According to the opinions of Bergmann, the relative force of the affinities which produce these effects is capable of being measured, and the changes are altogether to be ascribed to the predominance of the affinities of one set of substances over those of another.

But the changes produced by the predominance of certain affinities over others, are ascribed by Berthollet to those circumstances which influence attraction, and limit combination. If four substances, for example, be presented to each other, two of which have a greater tendency to cohesion than the other two have, so as to form by their union an insoluble compound, instead of one compound being formed by the union of the four, in which the affinities are balanced, this will be averted by the force of cohesion, and the two which form the insoluble compound will unite, and be separated by precipitation or crystallization, leaving the other two in combination in the fluid which has been the medium of action. "If even these four substances were previously in the reverse binary combinations, on presenting them to each other, the affinities within the sphere of action must be reciprocally exerted; and the same extraneous forces will cause an exchange of principles, or the phenomena which have been ascribed to elective affinities will be produced." To avoid the term elective attraction, Berthollet denominates cases of this kind complex affinity.

The explanation of single elective attraction, or where three substances are presented to each other, is precisely the same; the union which takes place between two of them being determined by the tendency to cohesion, or the disposition of the combination of two of them to form a compound of little solubility.

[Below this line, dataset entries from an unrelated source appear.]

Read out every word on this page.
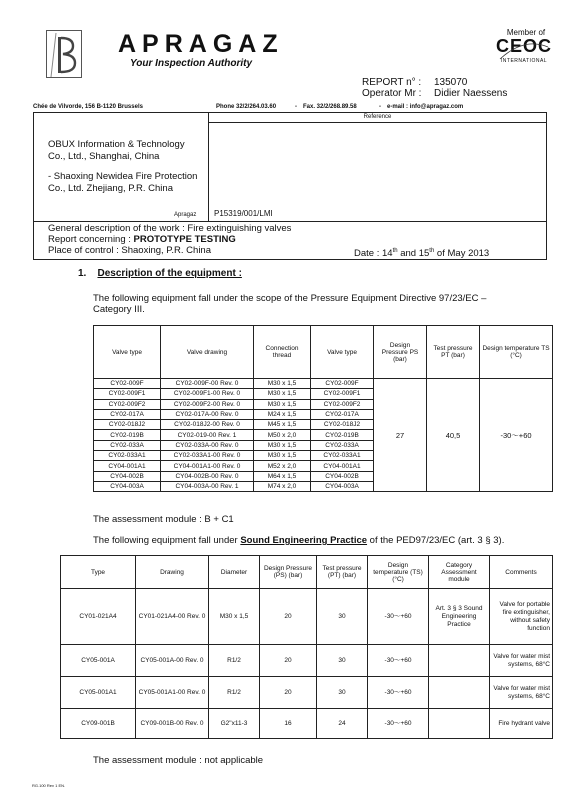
APRAGAZ
Your Inspection Authority
Member of
CEOC
INTERNATIONAL
REPORT n° : 135070
Operator Mr : Didier Naessens
Chée de Vilvorde, 156 B-1120 Brussels	Phone 32/2/264.03.60	- Fax. 32/2/268.89.58	- e-mail : info@apragaz.com
Reference
OBUX Information & Technology
Co., Ltd., Shanghai, China
- Shaoxing Newidea Fire Protection
Co., Ltd. Zhejiang, P.R. China
Apragaz P15319/001/LMI
General description of the work : Fire extinguishing valves
Report concerning : PROTOTYPE TESTING
Place of control : Shaoxing, P.R. China	Date : 14th and 15th of May 2013
1. Description of the equipment :
The following equipment fall under the scope of the Pressure Equipment Directive 97/23/EC –
Category III.
Valve type	Valve drawing	Connection thread	Valve type	Design Pressure PS (bar)	Test pressure PT (bar)	Design temperature TS (°C)
CY02-009F	CY02-009F-00 Rev. 0	M30 x 1,5	CY02-009F	27	40,5	-30～+60
CY02-009F1	CY02-009F1-00 Rev. 0	M30 x 1,5	CY02-009F1			
CY02-009F2	CY02-009F2-00 Rev. 0	M30 x 1,5	CY02-009F2			
CY02-017A	CY02-017A-00 Rev. 0	M24 x 1,5	CY02-017A			
CY02-018J2	CY02-018J2-00 Rev. 0	M45 x 1,5	CY02-018J2			
CY02-019B	CY02-019-00 Rev. 1	M50 x 2,0	CY02-019B			
CY02-033A	CY02-033A-00 Rev. 0	M30 x 1,5	CY02-033A			
CY02-033A1	CY02-033A1-00 Rev. 0	M30 x 1,5	CY02-033A1			
CY04-001A1	CY04-001A1-00 Rev. 0	M52 x 2,0	CY04-001A1			
CY04-002B	CY04-002B-00 Rev. 0	M64 x 1,5	CY04-002B			
CY04-003A	CY04-003A-00 Rev. 1	M74 x 2,0	CY04-003A			
The assessment module : B + C1
The following equipment fall under Sound Engineering Practice of the PED97/23/EC (art. 3 § 3).
Type	Drawing	Diameter	Design Pressure (PS) (bar)	Test pressure (PT) (bar)	Design temperature (TS) (°C)	Category Assessment module	Comments
CY01-021A4	CY01-021A4-00 Rev. 0	M30 x 1,5	20	30	-30～+60	Art. 3 § 3 Sound Engineering Practice	Valve for portable fire extinguisher, without safety function
CY05-001A	CY05-001A-00 Rev. 0	R1/2	20	30	-30～+60		Valve for water mist systems, 68°C
CY05-001A1	CY05-001A1-00 Rev. 0	R1/2	20	30	-30～+60		Valve for water mist systems, 68°C
CY09-001B	CY09-001B-00 Rev. 0	G2"x11-3	16	24	-30～+60		Fire hydrant valve
The assessment module : not applicable
RG.100 Rev 1 EN.
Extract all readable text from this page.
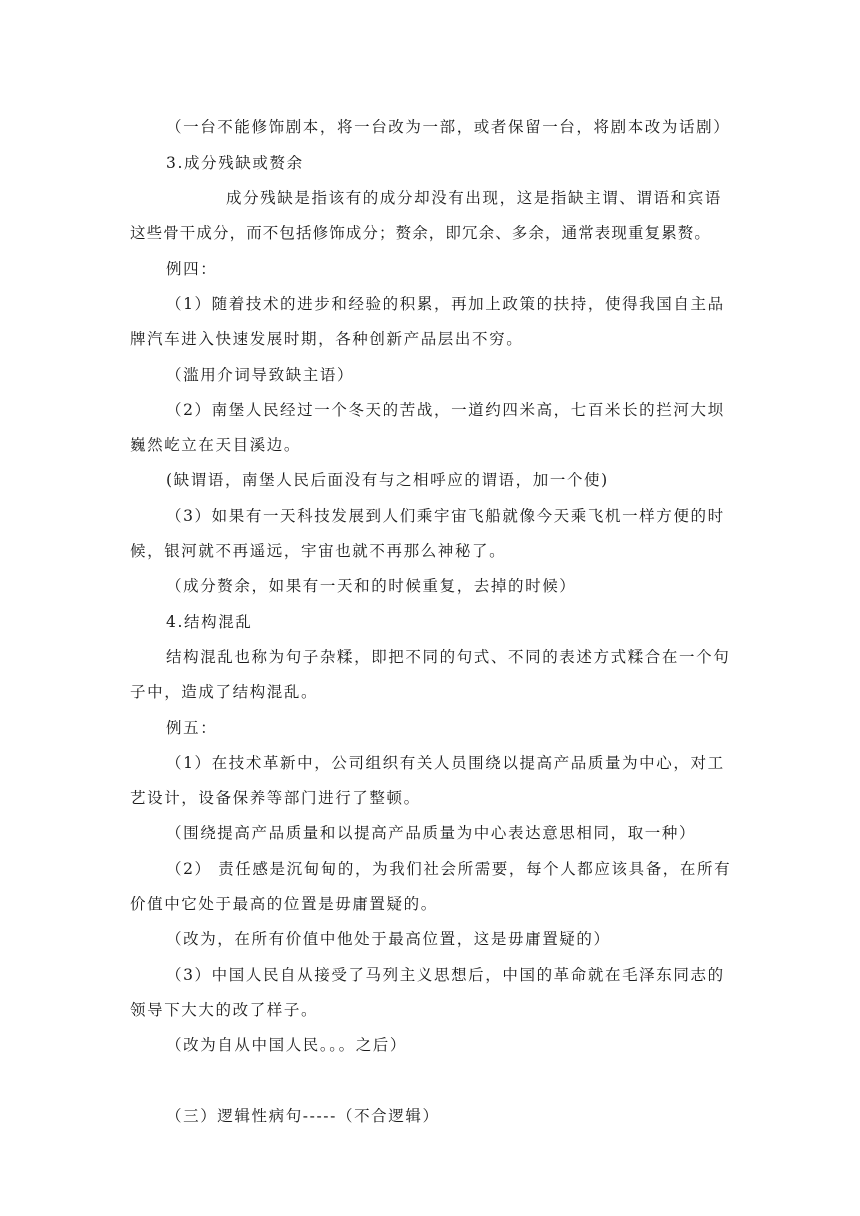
（一台不能修饰剧本，将一台改为一部，或者保留一台，将剧本改为话剧）
3.成分残缺或赘余
成分残缺是指该有的成分却没有出现，这是指缺主谓、谓语和宾语
这些骨干成分，而不包括修饰成分；赘余，即冗余、多余，通常表现重复累赘。
例四：
（1）随着技术的进步和经验的积累，再加上政策的扶持，使得我国自主品
牌汽车进入快速发展时期，各种创新产品层出不穷。
（滥用介词导致缺主语）
（2）南堡人民经过一个冬天的苦战，一道约四米高，七百米长的拦河大坝
巍然屹立在天目溪边。
(缺谓语，南堡人民后面没有与之相呼应的谓语，加一个使)
（3）如果有一天科技发展到人们乘宇宙飞船就像今天乘飞机一样方便的时
候，银河就不再遥远，宇宙也就不再那么神秘了。
（成分赘余，如果有一天和的时候重复，去掉的时候）
4.结构混乱
结构混乱也称为句子杂糅，即把不同的句式、不同的表述方式糅合在一个句
子中，造成了结构混乱。
例五：
（1）在技术革新中，公司组织有关人员围绕以提高产品质量为中心，对工
艺设计，设备保养等部门进行了整顿。
（围绕提高产品质量和以提高产品质量为中心表达意思相同，取一种）
（2） 责任感是沉甸甸的，为我们社会所需要，每个人都应该具备，在所有
价值中它处于最高的位置是毋庸置疑的。
（改为，在所有价值中他处于最高位置，这是毋庸置疑的）
（3）中国人民自从接受了马列主义思想后，中国的革命就在毛泽东同志的
领导下大大的改了样子。
（改为自从中国人民。。。之后）
（三）逻辑性病句-----（不合逻辑）
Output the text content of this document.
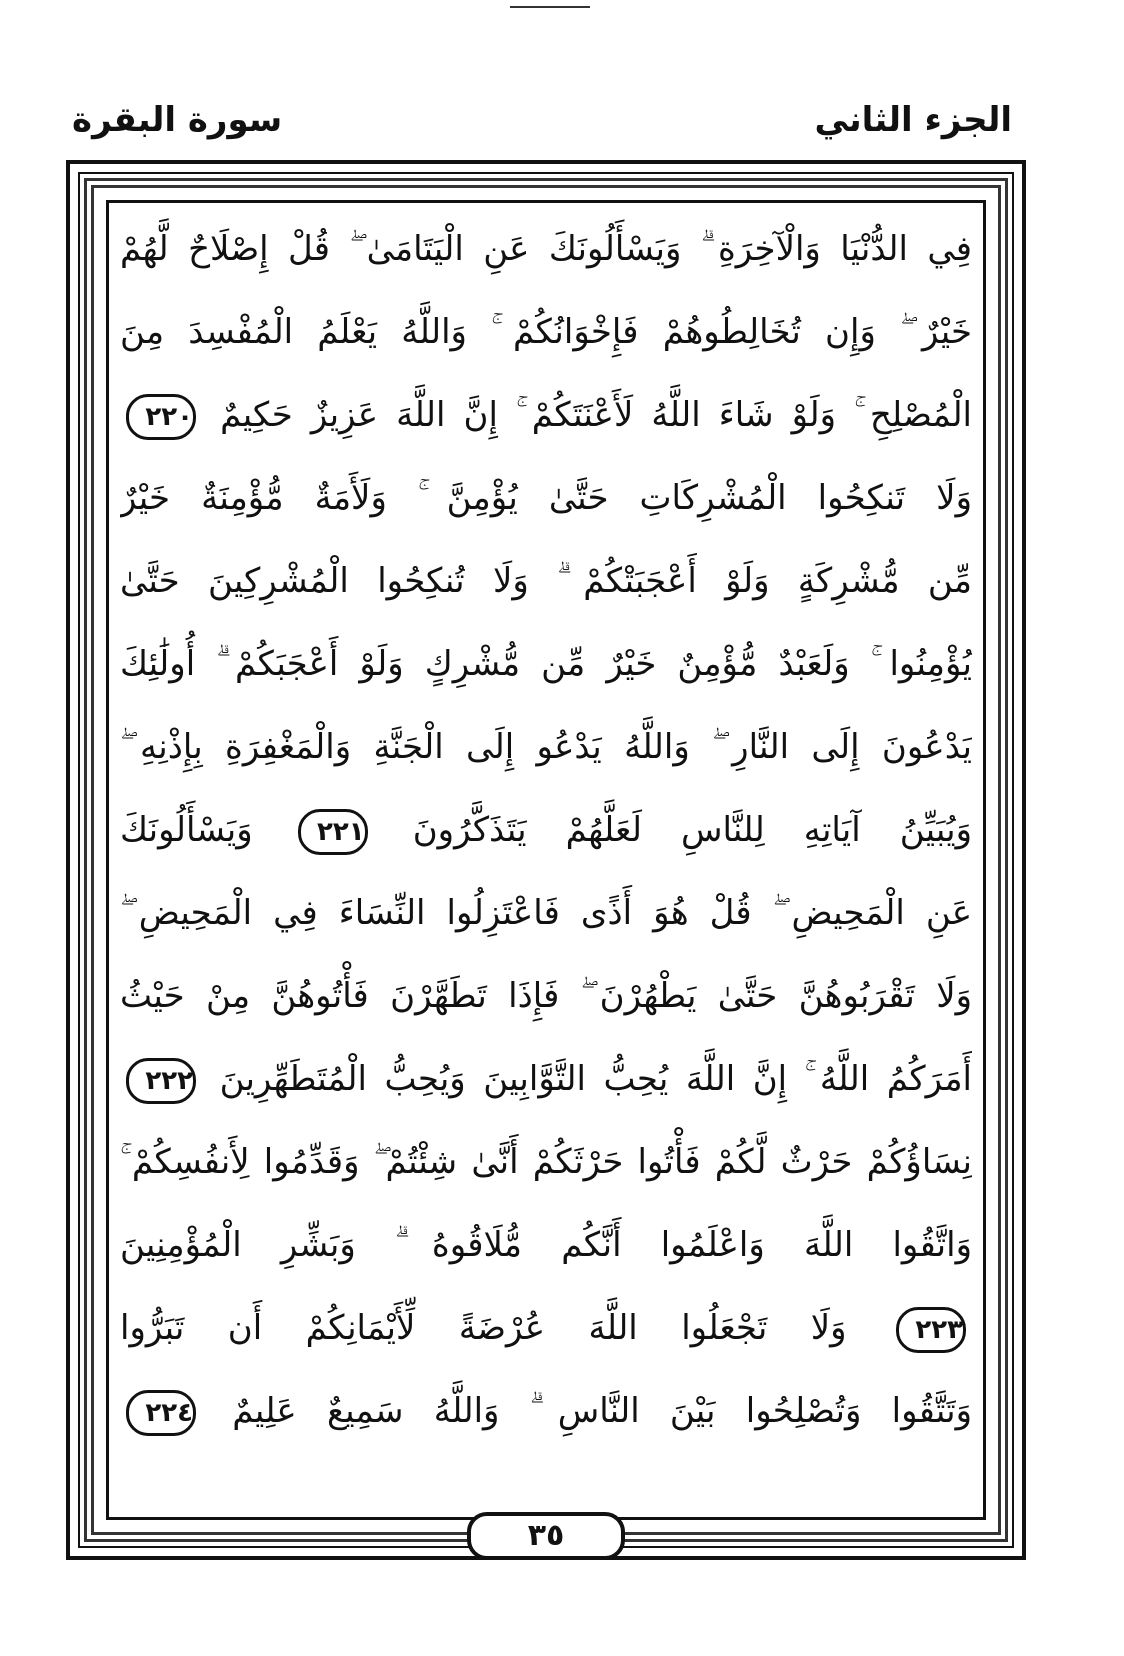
الجزء الثاني
سورة البقرة
فِي الدُّنْيَا وَالْآخِرَةِ ۗ وَيَسْأَلُونَكَ عَنِ الْيَتَامَىٰ ۖ قُلْ إِصْلَاحٌ لَّهُمْ
خَيْرٌ ۖ وَإِن تُخَالِطُوهُمْ فَإِخْوَانُكُمْ ۚ وَاللَّهُ يَعْلَمُ الْمُفْسِدَ مِنَ
الْمُصْلِحِ ۚ وَلَوْ شَاءَ اللَّهُ لَأَعْنَتَكُمْ ۚ إِنَّ اللَّهَ عَزِيزٌ حَكِيمٌ ٢٢٠
وَلَا تَنكِحُوا الْمُشْرِكَاتِ حَتَّىٰ يُؤْمِنَّ ۚ وَلَأَمَةٌ مُّؤْمِنَةٌ خَيْرٌ
مِّن مُّشْرِكَةٍ وَلَوْ أَعْجَبَتْكُمْ ۗ وَلَا تُنكِحُوا الْمُشْرِكِينَ حَتَّىٰ
يُؤْمِنُوا ۚ وَلَعَبْدٌ مُّؤْمِنٌ خَيْرٌ مِّن مُّشْرِكٍ وَلَوْ أَعْجَبَكُمْ ۗ أُولَٰئِكَ
يَدْعُونَ إِلَى النَّارِ ۖ وَاللَّهُ يَدْعُو إِلَى الْجَنَّةِ وَالْمَغْفِرَةِ بِإِذْنِهِ ۖ
وَيُبَيِّنُ آيَاتِهِ لِلنَّاسِ لَعَلَّهُمْ يَتَذَكَّرُونَ ٢٢١ وَيَسْأَلُونَكَ
عَنِ الْمَحِيضِ ۖ قُلْ هُوَ أَذًى فَاعْتَزِلُوا النِّسَاءَ فِي الْمَحِيضِ ۖ
وَلَا تَقْرَبُوهُنَّ حَتَّىٰ يَطْهُرْنَ ۖ فَإِذَا تَطَهَّرْنَ فَأْتُوهُنَّ مِنْ حَيْثُ
أَمَرَكُمُ اللَّهُ ۚ إِنَّ اللَّهَ يُحِبُّ التَّوَّابِينَ وَيُحِبُّ الْمُتَطَهِّرِينَ ٢٢٢
نِسَاؤُكُمْ حَرْثٌ لَّكُمْ فَأْتُوا حَرْثَكُمْ أَنَّىٰ شِئْتُمْ ۖ وَقَدِّمُوا لِأَنفُسِكُمْ ۚ
وَاتَّقُوا اللَّهَ وَاعْلَمُوا أَنَّكُم مُّلَاقُوهُ ۗ وَبَشِّرِ الْمُؤْمِنِينَ
٢٢٣ وَلَا تَجْعَلُوا اللَّهَ عُرْضَةً لِّأَيْمَانِكُمْ أَن تَبَرُّوا
وَتَتَّقُوا وَتُصْلِحُوا بَيْنَ النَّاسِ ۗ وَاللَّهُ سَمِيعٌ عَلِيمٌ ٢٢٤
٣٥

1 See Appendix to Part I. No. IT.

Elasticity, likewise, has a considerable influence in determining decompositions where the application of heat is necessary; and according to Berthollet, the decomposition of a compound body of which one of the ingredients has a great tendency to assume the elastic form is to be ascribed to the disposition it has to escape from its combination, when aided by the intervention of even a weaker affinity.

In complex affinities the same cause determines the union of substances disposed to assume the elastic form, and separates them as a volatile compound. " If, therefore," says he, " it be desired to know the result of the exposure of two salts to the action of heat, it is only necessary to consider which of the two bases and which of the two acids have the greater volatility, if there be a difference; for the more volatile base and acid will escape and enter into combination, and the fixed base and fixed acid will remain behind, and combine with one another."1 Tables representing the forces of affinity have been constructed; but, as Dr. Henry has justly remarked, "one great obstacle to the construction of such tables is the difficulty of ascertaining with precision the quantities of bodies required for neutralization."2

A knowledge of the doctrines of affinity is of the utmost importance in pharmacy; and, as the foregoing sketch presents little more than an outline, 1 must refer those who would wish to investigate the subject to Thomson's and Murray's Systems of Chymistry, Bergmann's Dissertation on Elective Attraction, Berthollet's Researches into the Laws of Chymical Affinity, Richter's Foundation of Stochiometry, Sir Humphry Davy's Elements of Chymical Philosophy, and my friend Dr. Turner's Elements of Chymistry.

1 Researches, p. 3. quoted by Murray, System of Chymistry, i. 120.

2 Henry's Elements of Experimental Chymistry, 7th ed. vol i. p. 57.